I have honestly never understood contempt for the rich.
Of course, there is “rich” – and then there is rich.
Saying you are in the top 1% of wealth globally (~$32,400 annual) is very different than saying you are in the top 1% in America (~$488,000 annual).
But many have a misguided line of reasoning that equates one’s level of wealth with their level of greed. And all this is somehow wrapped up and blamed on capitalism. What nonsense.
There is no nation or political philosophy that is exempt from “greed” as an institution.
Capitalism is in fact the only way in which people are made wealthy by serving the needs of others (harnessing greed, to good ends).
When wealth is gained by other means, it is nothing but theft and should be called for what it is, evil.
For-goodness-sake, don’t discount the aspirational component of it all either.

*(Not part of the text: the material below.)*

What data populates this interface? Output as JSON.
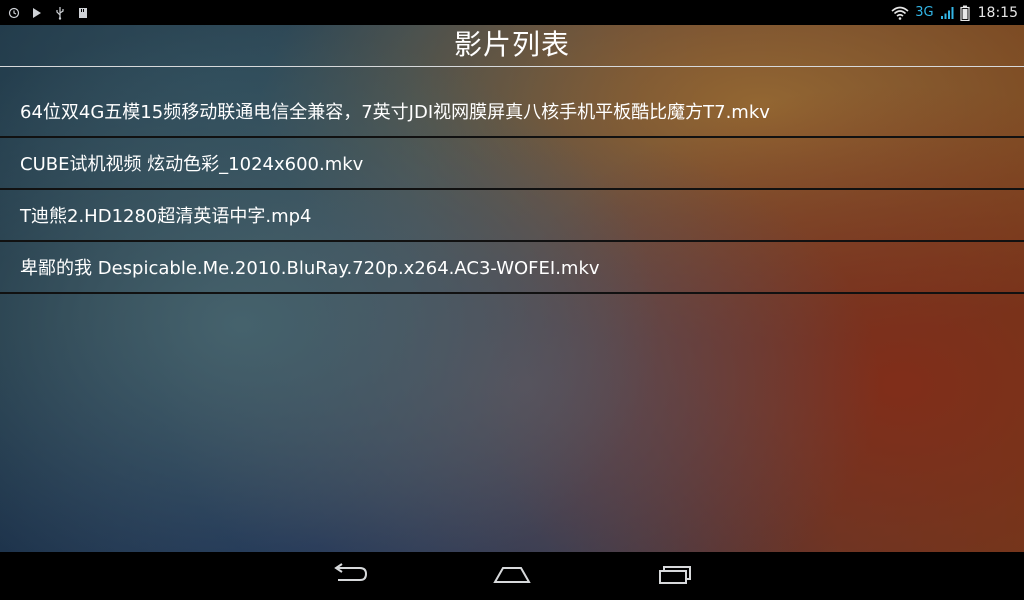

Everyone I know aspires to a better life, which money is a part of.
Understand: Wealth is, after all, the cure for poverty.
If the world is indeed a ‘vale of soul making’ it seems on the whole to be doing its work. Of poverty—the affliction which actually or potentially includes all other afflictions—I would not dare to speak as from myself; and those who reject Christianity will not be moved by Christ’s statement that poverty is blessed. But here a rather remarkable fact comes to my aid. Those who would most scornfully repudiate Christianity as a mere ‘opiate of the people’ have a contempt for the rich, that is, for all mankind except the poor.